The report, which was submitted to the court Thursday, was written by Richard D. Walter, a private consulting psychologist from Pennsylvania who specializes in criminal profiling.
In it, Walter states that Wall fits the profile of a "Anger-Retaliatory Type" of criminal, characterized by a need for control, impulsiveness, narcissism and a likelihood to re-offend to exact revenge or "resolve issues" with others in his life. The report singles out Wall's children as possible targets for future attacks.
"The operative coping style is to lash out at whatever they perceive to be a risk or potential harm at that moment," the report states. "The Anger-Retaliatory Type [...] uses murder to resolve angst and revenge issues with others."
Metos said none of this is true of his client, who intends to plead not guilty to all charges.
The defense attorney said he will be asking the judge to reduce Wall's bail from $1.5 million, cash-only, to $100,000.
Should Wall bond out of jail, Metos said, they will agree to putting him on a GPS ankle monitor so that the courts can monitor his movements and ensure he does not flee the state.
"Dr. Wall was being investigated for two years, and he was aware of the investigation," Metos said. "He never did anything to retaliate against anyone, nor has he tried to run away."
Uta Von Schwedler, 49, drowned in the bathtub of her Sugar House home on Sept. 27, 2011.
For months, authorities struggled to determine whether the woman's death was murder or suicide.
But expert analysis of the crime scene has revealed a violent struggle and Wall's DNA in the home, which he did not share with his ex-wife, according to charging documents.
Von Schwedler and John Wall had a contentious divorce in 2006 that led to years of custody battles over their four children, which prosecutors have cited as a motive for murder.
But Metos has said Wall had been prevailing in the custody struggle and had no reason to hurt his ex-wife.
Von Schwedler was found dead in an overflowing bathtub of ice-cold water by her boyfriend, Nils Abramson. A scrapbook was lying on top of her and a knife was later found under her body. Blood was found in her bedroom, at the edge of the bathroom sink and on a window sill, charging documents state.
She was practically naked, wearing only shorts, and had cuts on her left wrist and leg and injury to her throat, as well as a potentially lethal dose of the anti-anxiety medication Xanax in her system, for which von Schwedler did not have a prescription, according to an autopsy report.

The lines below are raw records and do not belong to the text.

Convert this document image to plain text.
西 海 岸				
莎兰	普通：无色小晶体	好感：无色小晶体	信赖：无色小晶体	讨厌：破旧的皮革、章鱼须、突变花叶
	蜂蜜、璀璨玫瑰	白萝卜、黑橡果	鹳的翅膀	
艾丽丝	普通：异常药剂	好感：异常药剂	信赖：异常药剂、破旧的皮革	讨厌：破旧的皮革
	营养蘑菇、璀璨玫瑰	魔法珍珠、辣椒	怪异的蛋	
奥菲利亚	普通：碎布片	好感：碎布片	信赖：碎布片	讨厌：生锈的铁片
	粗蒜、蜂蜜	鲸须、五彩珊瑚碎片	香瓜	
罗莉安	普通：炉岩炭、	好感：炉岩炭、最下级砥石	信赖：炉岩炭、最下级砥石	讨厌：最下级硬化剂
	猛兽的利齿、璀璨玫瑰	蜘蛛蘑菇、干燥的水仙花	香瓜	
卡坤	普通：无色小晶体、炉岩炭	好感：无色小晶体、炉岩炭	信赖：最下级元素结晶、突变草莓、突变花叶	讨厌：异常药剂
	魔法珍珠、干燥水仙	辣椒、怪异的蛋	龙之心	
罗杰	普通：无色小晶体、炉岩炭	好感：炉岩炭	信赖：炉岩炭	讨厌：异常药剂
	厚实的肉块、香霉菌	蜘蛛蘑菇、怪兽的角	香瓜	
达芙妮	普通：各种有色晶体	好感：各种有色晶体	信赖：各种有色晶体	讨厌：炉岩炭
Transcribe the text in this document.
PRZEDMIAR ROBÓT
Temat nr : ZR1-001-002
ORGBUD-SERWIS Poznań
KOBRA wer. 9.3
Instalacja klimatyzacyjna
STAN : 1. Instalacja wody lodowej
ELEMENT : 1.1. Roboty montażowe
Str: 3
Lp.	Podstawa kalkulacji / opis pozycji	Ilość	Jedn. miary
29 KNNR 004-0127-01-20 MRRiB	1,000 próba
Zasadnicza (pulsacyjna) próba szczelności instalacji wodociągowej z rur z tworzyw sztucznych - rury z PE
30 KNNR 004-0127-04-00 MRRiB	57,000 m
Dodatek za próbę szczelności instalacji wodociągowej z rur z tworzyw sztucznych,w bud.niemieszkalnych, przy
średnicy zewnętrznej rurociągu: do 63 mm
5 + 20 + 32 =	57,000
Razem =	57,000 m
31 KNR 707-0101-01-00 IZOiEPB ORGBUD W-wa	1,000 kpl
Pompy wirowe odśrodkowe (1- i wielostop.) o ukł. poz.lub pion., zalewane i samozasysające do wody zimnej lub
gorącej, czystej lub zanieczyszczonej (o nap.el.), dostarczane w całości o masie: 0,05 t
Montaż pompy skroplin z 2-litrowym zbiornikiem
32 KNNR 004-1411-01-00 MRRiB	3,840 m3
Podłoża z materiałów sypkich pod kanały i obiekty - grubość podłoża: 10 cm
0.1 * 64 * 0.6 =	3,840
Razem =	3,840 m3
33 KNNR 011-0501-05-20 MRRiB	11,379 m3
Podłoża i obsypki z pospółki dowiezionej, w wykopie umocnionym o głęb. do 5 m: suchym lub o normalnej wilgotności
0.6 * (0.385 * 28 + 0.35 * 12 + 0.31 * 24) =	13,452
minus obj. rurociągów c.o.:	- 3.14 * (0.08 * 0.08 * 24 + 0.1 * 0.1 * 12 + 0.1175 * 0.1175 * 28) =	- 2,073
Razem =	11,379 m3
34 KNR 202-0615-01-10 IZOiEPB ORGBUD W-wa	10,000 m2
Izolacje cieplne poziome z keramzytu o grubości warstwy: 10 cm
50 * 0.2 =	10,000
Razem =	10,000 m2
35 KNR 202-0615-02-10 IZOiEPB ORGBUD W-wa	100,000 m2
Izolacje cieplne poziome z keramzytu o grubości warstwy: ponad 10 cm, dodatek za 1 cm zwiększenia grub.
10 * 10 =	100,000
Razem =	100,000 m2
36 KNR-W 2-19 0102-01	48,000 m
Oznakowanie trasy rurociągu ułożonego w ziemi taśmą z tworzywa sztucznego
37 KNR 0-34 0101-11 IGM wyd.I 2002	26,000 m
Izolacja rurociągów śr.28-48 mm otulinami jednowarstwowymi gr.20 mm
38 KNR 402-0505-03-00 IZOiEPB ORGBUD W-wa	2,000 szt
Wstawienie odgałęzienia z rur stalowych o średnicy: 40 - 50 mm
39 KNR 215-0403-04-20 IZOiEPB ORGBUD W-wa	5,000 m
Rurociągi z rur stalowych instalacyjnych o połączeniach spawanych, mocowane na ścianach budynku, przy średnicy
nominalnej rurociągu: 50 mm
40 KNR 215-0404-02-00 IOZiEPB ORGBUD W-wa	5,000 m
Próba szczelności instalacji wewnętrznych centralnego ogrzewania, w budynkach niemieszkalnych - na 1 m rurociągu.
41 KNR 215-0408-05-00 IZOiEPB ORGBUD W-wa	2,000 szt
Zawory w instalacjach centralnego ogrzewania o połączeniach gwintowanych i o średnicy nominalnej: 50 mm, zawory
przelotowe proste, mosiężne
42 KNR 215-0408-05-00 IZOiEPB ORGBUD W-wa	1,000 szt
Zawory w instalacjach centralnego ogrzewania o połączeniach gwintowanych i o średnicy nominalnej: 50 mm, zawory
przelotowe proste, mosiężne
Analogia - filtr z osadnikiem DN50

Charges allege Wall had written and filled a prescription for his mother for 30 Xanax tablets in May 2011, though there was no documentation indicating he was treating his mother medically.
Pelle Wall, the couple's eldest son, has attracted the attention of local and national media for his outspoken position that his father is guilty of murder.
In April 2012, Pelle Wall filed a petition in 3rd District Juvenile Court aimed at removing his three younger siblings from their father's custody. In June, the court and family reached an agreement that removed the children then ages 16, 13 and 11 from John Wall's home.
In December, the son filed a wrongful death lawsuit against his father.
But two months later, the younger children were returned to John Wall by Juvenile Judge Charles Behrens. Since their father's arrest, the children have been staying with relatives.
Metos said that should the doctor be released from jail, the children would likely stay in the care of their eldest brother and the relatives who have taken them in since their father's arrest.
"We will ask that he be allowed to contact the children, so long as he does not discuss the details of the case with them," Metos said. "That's always been the conditions."
If convicted of either charge, Wall could spend up to life in prison.